Simple classification problem: classify type of cancer(benign-malignant) based on 9 attributes. The dataset information can be found here: https://archive.ics.uci.edu/ml/machine-learning-databases/breast-cancer-wisconsin/wdbc.names. The dataset can be found here: https://archive.ics.uci.edu/ml/datasets/Breast+Cancer+Wisconsin+%28Diagnostic%29.
The accuracy of two different approaches was evaluated.
The first method reached an accuracy of 0.94. Of 345 total number of cases in the test set there were 20 inaccuracies.
The logistic regression method reached the 0.98 accuracy on test dataset.
Report of Logisic Regression method on our dataset:
Confusion Matrix
[[110 3 ]
[ 2 107]]
We have 110+107 correct predictions and 2+3 incorrect predictions.
Accuracy of logistic regression classifier on test set: 0.98
precision recall f1-score support
b 0.98 0.97 0.98 113
m 0.97 0.98 0.98 109
micro avg 0.98 0.98 0.98 222
macro avg 0.98 0.98 0.98 222
weighted avg 0.98 0.98 0.98 222
Report legenda from Sklearn:
- The precision is the ratio tp / (tp + fp) where tp is the number of true positives and fp the number of false positives. The precision is intuitively the ability of the classifier to not label a sample as positive if it is negative.
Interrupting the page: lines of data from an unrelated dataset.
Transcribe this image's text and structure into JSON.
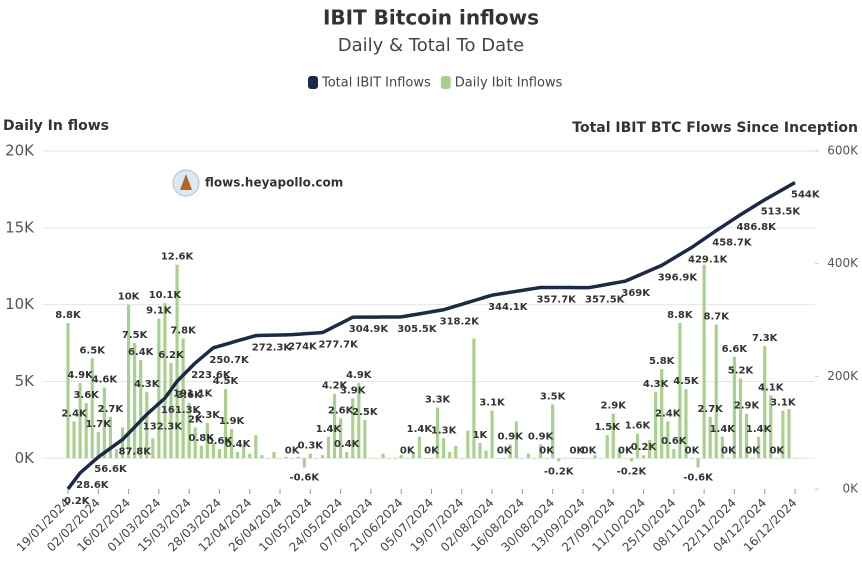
{
  "chart_data": {
    "type": "combo",
    "title": "IBIT Bitcoin inflows",
    "subtitle": "Daily & Total To Date",
    "y_label": "Daily In flows",
    "y2_label": "Total IBIT BTC Flows Since Inception",
    "watermark": "flows.heyapollo.com",
    "grid": true,
    "legend": "top",
    "categories": [
      "19/01/2024",
      null,
      null,
      null,
      null,
      "02/02/2024",
      null,
      null,
      null,
      null,
      "16/02/2024",
      null,
      null,
      null,
      null,
      "01/03/2024",
      null,
      null,
      null,
      null,
      "15/03/2024",
      null,
      null,
      null,
      null,
      "28/03/2024",
      null,
      null,
      null,
      null,
      "12/04/2024",
      null,
      null,
      null,
      null,
      "26/04/2024",
      null,
      null,
      null,
      null,
      "10/05/2024",
      null,
      null,
      null,
      null,
      "24/05/2024",
      null,
      null,
      null,
      null,
      "07/06/2024",
      null,
      null,
      null,
      null,
      "21/06/2024",
      null,
      null,
      null,
      null,
      "05/07/2024",
      null,
      null,
      null,
      null,
      "19/07/2024",
      null,
      null,
      null,
      null,
      "02/08/2024",
      null,
      null,
      null,
      null,
      "16/08/2024",
      null,
      null,
      null,
      null,
      "30/08/2024",
      null,
      null,
      null,
      null,
      "13/09/2024",
      null,
      null,
      null,
      null,
      "27/09/2024",
      null,
      null,
      null,
      null,
      "11/10/2024",
      null,
      null,
      null,
      null,
      "25/10/2024",
      null,
      null,
      null,
      null,
      "08/11/2024",
      null,
      null,
      null,
      null,
      "22/11/2024",
      null,
      null,
      null,
      null,
      "04/12/2024",
      null,
      null,
      null,
      null,
      "16/12/2024"
    ],
    "ylim": [
      -2000,
      20000
    ],
    "yticks": [
      {
        "value": 0,
        "label": "0K"
      },
      {
        "value": 5000,
        "label": "5K"
      },
      {
        "value": 10000,
        "label": "10K"
      },
      {
        "value": 15000,
        "label": "15K"
      },
      {
        "value": 20000,
        "label": "20K"
      }
    ],
    "y2lim": [
      0,
      600000
    ],
    "y2ticks": [
      {
        "value": 0,
        "label": "0K"
      },
      {
        "value": 200000,
        "label": "200K"
      },
      {
        "value": 400000,
        "label": "400K"
      },
      {
        "value": 600000,
        "label": "600K"
      }
    ],
    "series": [
      {
        "name": "Total IBIT Inflows",
        "type": "line",
        "axis": "y2",
        "color": "#1b2a47",
        "values": [
          200,
          14400,
          28600,
          37900,
          47300,
          56600,
          64400,
          72200,
          80000,
          87800,
          98900,
          110000,
          121200,
          132300,
          142000,
          151600,
          161300,
          176200,
          191100,
          201900,
          212800,
          223600,
          232600,
          241700,
          250700,
          253800,
          256900,
          260000,
          263200,
          266100,
          269200,
          272300,
          272600,
          272900,
          273200,
          273400,
          273700,
          274000,
          274700,
          275500,
          276200,
          277000,
          277700,
          283100,
          288600,
          294000,
          299500,
          304900,
          305000,
          305100,
          305200,
          305200,
          305300,
          305300,
          305400,
          305500,
          307300,
          309100,
          310900,
          312700,
          314600,
          316400,
          318200,
          321400,
          324700,
          327900,
          331200,
          334400,
          337600,
          340900,
          344100,
          345800,
          347500,
          349200,
          350900,
          352600,
          354300,
          356000,
          357700,
          357700,
          357600,
          357600,
          357600,
          357600,
          357500,
          357500,
          357500,
          359400,
          361300,
          363200,
          365200,
          367100,
          369000,
          373700,
          378300,
          383000,
          387600,
          392300,
          396900,
          403300,
          409800,
          416200,
          422700,
          429100,
          436500,
          443900,
          451300,
          458700,
          465700,
          472800,
          479800,
          486800,
          493500,
          500100,
          506800,
          513500,
          519600,
          525700,
          531800,
          537900,
          544000
        ],
        "value_labels": [
          "0.2K",
          null,
          "28.6K",
          null,
          null,
          "56.6K",
          null,
          null,
          null,
          "87.8K",
          null,
          null,
          null,
          "132.3K",
          null,
          null,
          "161.3K",
          null,
          "191.1K",
          null,
          null,
          "223.6K",
          null,
          null,
          "250.7K",
          null,
          null,
          null,
          null,
          null,
          null,
          "272.3K",
          null,
          null,
          null,
          null,
          null,
          "274K",
          null,
          null,
          null,
          null,
          "277.7K",
          null,
          null,
          null,
          null,
          "304.9K",
          null,
          null,
          null,
          null,
          null,
          null,
          null,
          "305.5K",
          null,
          null,
          null,
          null,
          null,
          null,
          "318.2K",
          null,
          null,
          null,
          null,
          null,
          null,
          null,
          "344.1K",
          null,
          null,
          null,
          null,
          null,
          null,
          null,
          "357.7K",
          null,
          null,
          null,
          null,
          null,
          null,
          null,
          "357.5K",
          null,
          null,
          null,
          null,
          null,
          "369K",
          null,
          null,
          null,
          null,
          null,
          "396.9K",
          null,
          null,
          null,
          null,
          "429.1K",
          null,
          null,
          null,
          "458.7K",
          null,
          null,
          null,
          "486.8K",
          null,
          null,
          null,
          "513.5K",
          null,
          null,
          null,
          null,
          "544K"
        ]
      },
      {
        "name": "Daily Ibit Inflows",
        "type": "bar",
        "axis": "y",
        "color": "#a9d18e",
        "values": [
          8800,
          2400,
          4900,
          3600,
          6500,
          1700,
          4600,
          2700,
          600,
          2000,
          10000,
          7500,
          6400,
          4300,
          1300,
          9100,
          10100,
          6200,
          12600,
          7800,
          3600,
          2000,
          800,
          2300,
          1000,
          600,
          4500,
          1900,
          400,
          800,
          300,
          1500,
          200,
          0,
          400,
          0,
          100,
          0,
          100,
          -600,
          300,
          0,
          200,
          1400,
          4200,
          2600,
          400,
          3900,
          4900,
          2500,
          0,
          0,
          300,
          0,
          0,
          200,
          0,
          400,
          1400,
          0,
          0,
          3300,
          1300,
          400,
          800,
          0,
          1800,
          7800,
          1000,
          500,
          3100,
          0,
          0,
          900,
          2400,
          0,
          300,
          0,
          900,
          0,
          3500,
          -200,
          0,
          0,
          0,
          0,
          0,
          200,
          0,
          1500,
          2900,
          600,
          0,
          -200,
          1600,
          200,
          1200,
          4300,
          5800,
          2400,
          600,
          8800,
          4500,
          0,
          -600,
          12600,
          2700,
          8700,
          1400,
          0,
          6600,
          5200,
          2900,
          0,
          1400,
          7300,
          4100,
          0,
          3100,
          3200,
          0
        ],
        "value_labels": [
          "8.8K",
          "2.4K",
          "4.9K",
          "3.6K",
          "6.5K",
          "1.7K",
          "4.6K",
          "2.7K",
          null,
          null,
          "10K",
          "7.5K",
          "6.4K",
          "4.3K",
          null,
          "9.1K",
          "10.1K",
          "6.2K",
          "12.6K",
          "7.8K",
          "3.6K",
          "2K",
          "0.8K",
          "2.3K",
          null,
          "0.6K",
          "4.5K",
          "1.9K",
          "0.4K",
          null,
          null,
          null,
          null,
          null,
          null,
          null,
          null,
          "0K",
          null,
          "-0.6K",
          "0.3K",
          null,
          null,
          "1.4K",
          "4.2K",
          "2.6K",
          "0.4K",
          "3.9K",
          "4.9K",
          "2.5K",
          null,
          null,
          null,
          null,
          null,
          null,
          "0K",
          null,
          "1.4K",
          null,
          "0K",
          "3.3K",
          "1.3K",
          null,
          null,
          null,
          null,
          null,
          "1K",
          null,
          "3.1K",
          null,
          "0K",
          "0.9K",
          null,
          null,
          null,
          null,
          "0.9K",
          "0K",
          "3.5K",
          "-0.2K",
          null,
          null,
          "0K",
          null,
          "0K",
          null,
          null,
          "1.5K",
          "2.9K",
          null,
          "0K",
          "-0.2K",
          "1.6K",
          "0.2K",
          null,
          "4.3K",
          "5.8K",
          "2.4K",
          "0.6K",
          "8.8K",
          "4.5K",
          "0K",
          "-0.6K",
          null,
          "2.7K",
          "8.7K",
          "1.4K",
          "0K",
          "6.6K",
          "5.2K",
          "2.9K",
          "0K",
          "1.4K",
          "7.3K",
          "4.1K",
          "0K",
          "3.1K",
          null,
          null
        ]
      }
    ]
  }
}
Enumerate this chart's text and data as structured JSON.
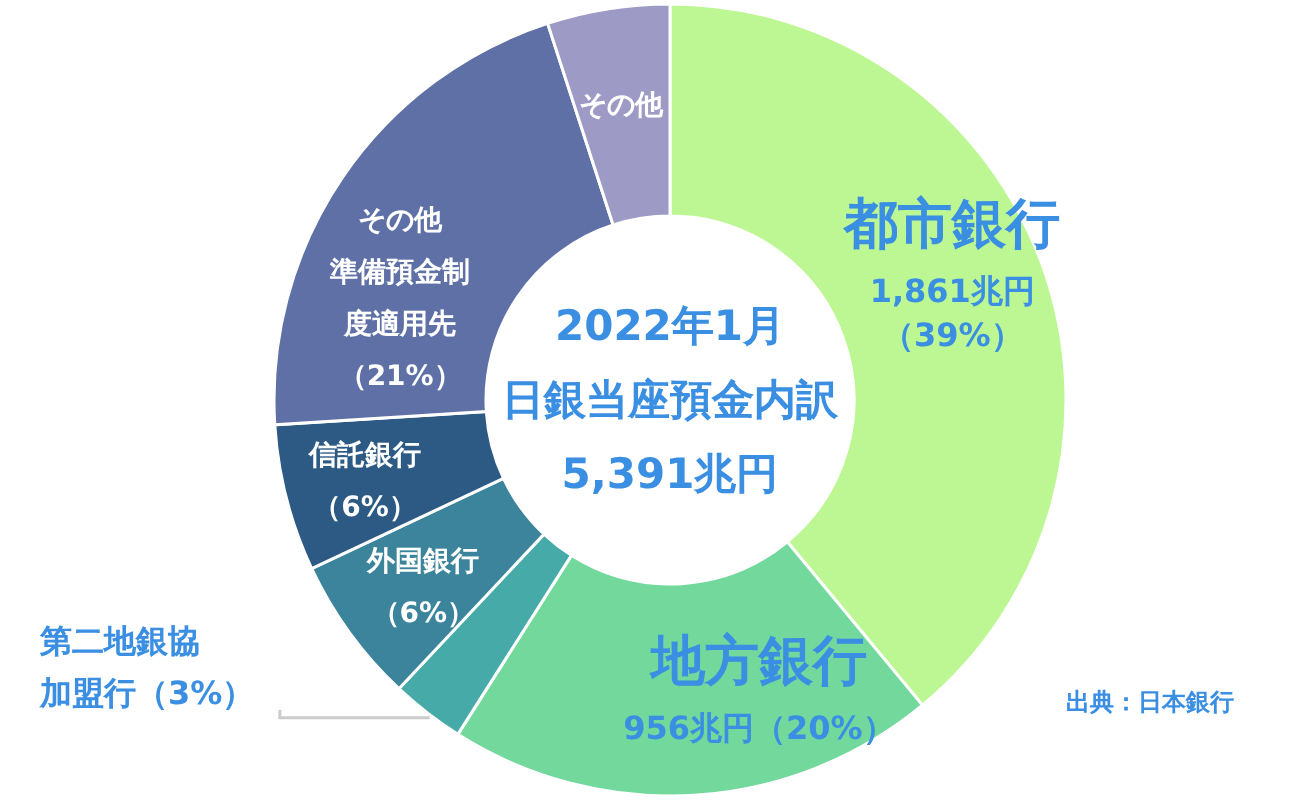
{
  "chart_data": {
    "type": "donut",
    "title": "2022年1月",
    "subtitle": "日銀当座預金内訳",
    "categories": [
      "都市銀行",
      "地方銀行",
      "第二地銀協加盟行",
      "外国銀行",
      "信託銀行",
      "その他準備預金制度適用先",
      "その他"
    ],
    "values": [
      39,
      20,
      3,
      6,
      6,
      21,
      5
    ],
    "value_labels": [
      "1,861兆円（39%）",
      "956兆円（20%）",
      "（3%）",
      "（6%）",
      "（6%）",
      "（21%）",
      null
    ],
    "colors": [
      "#bdf794",
      "#73d89c",
      "#45aaa8",
      "#3b849c",
      "#2c5a84",
      "#5e70a6",
      "#9d9ac6"
    ],
    "annotations": [
      "5,391兆円",
      "出典：日本銀行"
    ]
  }
}
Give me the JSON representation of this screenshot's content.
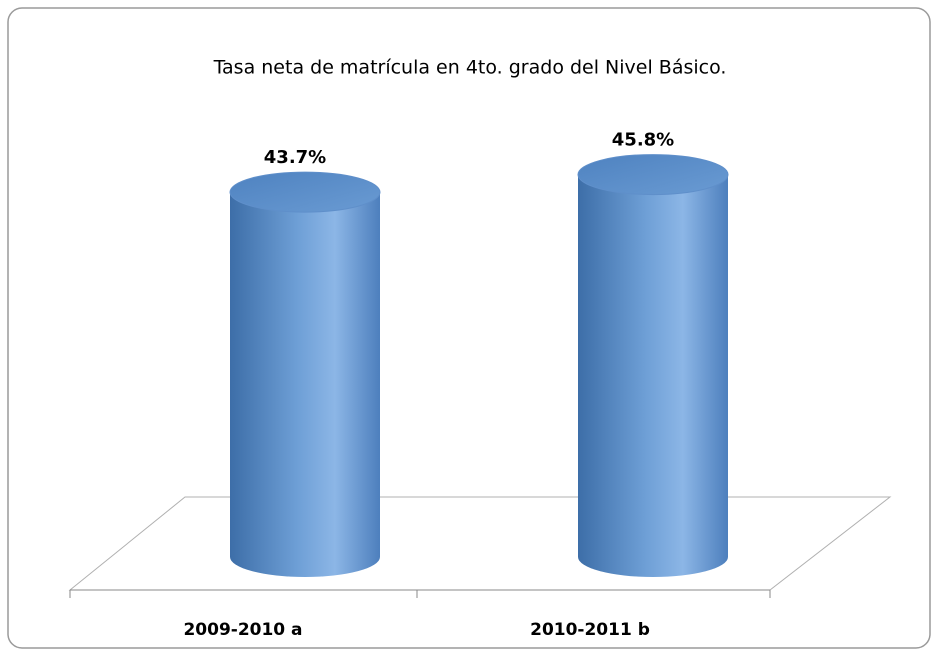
{
  "chart_data": {
    "type": "cylinder-bar",
    "title": "Tasa neta de matrícula en 4to. grado del Nivel Básico.",
    "categories": [
      "2009-2010 a",
      "2010-2011 b"
    ],
    "values": [
      43.7,
      45.8
    ],
    "value_labels": [
      "43.7%",
      "45.8%"
    ],
    "color": "#4f81bd"
  }
}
- The recall is the ratio tp / (tp + fn) where tp is the number of true positives and fn the number of false negatives. The recall is intuitively the ability of the classifier to find all the positive samples.
- The F-beta score can be interpreted as a weighted harmonic mean of the precision and recall, where an F-beta score reaches its best value at 1 and worst score at 0.
- The F-beta score weights the recall more than the precision by a factor of beta. beta = 1.0 means recall and precision are equally important.
- The support is the number of occurrences of each class in y_test.
References for the code and the methods:
- "The practice of computing using Python", 2nd Edition, by William F. Punch (Author), Richard Enbody (Author). ISBN-13: 978-0134380315.
- "Building A Logistic Regression in Python, Step by Step" by Susan Li https://towardsdatascience.com/building-a-logistic-regression-in-python-step-by-step-becd4d56c9c8. https://datascienceplus.com/building-a-logistic-regression-in-python-step-by-step/. Github: https://github.com/susanli2016/Machine-Learning-with-Python/blob/master/Logistic%20Regression%20balanced.ipynb
- Chawla, Nitesh V., et al. "SMOTE: synthetic minority over-sampling technique." Journal of artificial intelligence research 16 (2002): 321-357.